花道の家に、花道以外で「ただいま」と帰ってくる世界で唯一の男が帰ってきた。
水戸洋平である。
大楠と野間は同時に立ち上がった。
可能ならば、洋平がこの部屋に入る前に出て行きたかったが、居間は玄関のすぐ隣なので不可能だった。洋平がふすまを開ける。高宮は7杯目のカレーに七味唐辛子をかけていた。
洋平が、和光中ジャージを着た花道を見てビシリと固まる。
同じくビクリと跳ね上がった花道は、頭が真っ白になった挙句、今夜の友人達の全てのアドバイスを実行した。
①露出が大事
②普段と違う服
③そのまま言う
花道は、あろうことか「桜木」のワッペンのついた胸元をがばりとたくし上げ、ピンク色の乳首をチラリと見せながら大声で言った。
「洋平!オレとエッチなことしよ!!」
洋平が、一瞬石のように固まる。そして嫌にゆっくりと大楠と野間の方に振り返った。
その目の座り方が、完全にカタギじゃなかった。
「……申し開きは後で聞く。とりあえず出てけ」
大楠と野間は脱兎とばかりに駆け出した。取るものもとりあえず、ただいまだにカレーを食べている高宮を引きずって。
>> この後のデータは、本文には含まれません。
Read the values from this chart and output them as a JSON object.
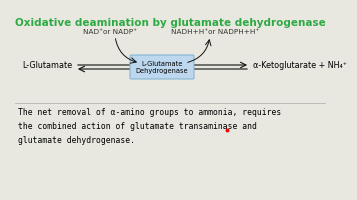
{
  "title": "Oxidative deamination by glutamate dehydrogenase",
  "title_color": "#2eaa44",
  "title_fontsize": 7.5,
  "bg_color": "#e8e8e0",
  "left_label": "L-Glutamate",
  "right_label": "α-Ketoglutarate + NH₄⁺",
  "top_left_label": "NAD⁺or NADP⁺",
  "top_right_label": "NADH+H⁺or NADPH+H⁺",
  "box_label": "L-Glutamate\nDehydrogenase",
  "box_color": "#bdd8ee",
  "box_edge_color": "#7ab0d0",
  "body_text_line1": "The net removal of α-amino groups to ammonia, requires",
  "body_text_line2": "the combined action of glutamate transaminase and",
  "body_text_line3": "glutamate dehydrogenase.",
  "body_fontsize": 5.8,
  "arrow_color": "#111111",
  "label_fontsize": 5.8,
  "coenzyme_fontsize": 5.2
}
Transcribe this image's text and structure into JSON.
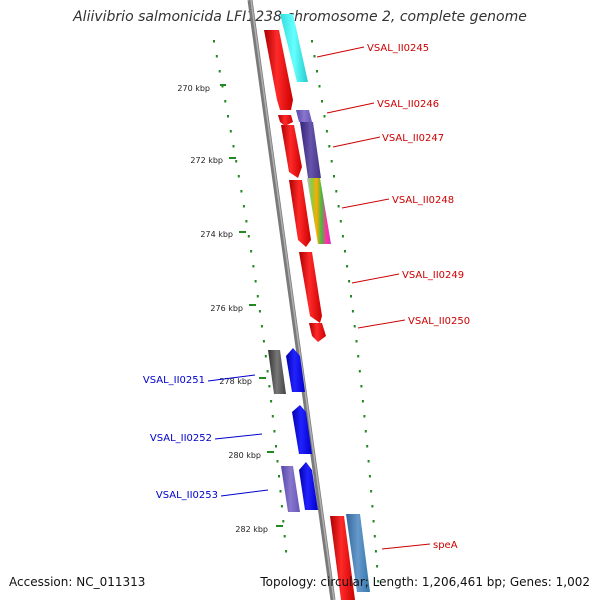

外に出て、ほっと息をつく。高宮は花道の家の数少ない皿をいまだに抱えていた。
「なんだよぉ。もう一杯食べようと思ってたのに」
「オメーなあ……あーもういいや。帰ろーぜ」
「このまま帰ったら悪夢見そう。ゲーセンかパチ行こ」
「いーね」
大楠達は、その夜パチンコでチョイ勝ちした。翌日登校すると、洋平の頭の上の花畑に虹がかかっていた。
「おはよう。昨日は誤解して悪かったな。高宮、花道んちの皿、ちゃんと返せよ」
ニッコリと笑う洋平の向こうの席で、花道が机に顔を伏せている。その耳が赤くなっていることに、大楠は気づかないふりをしてやった。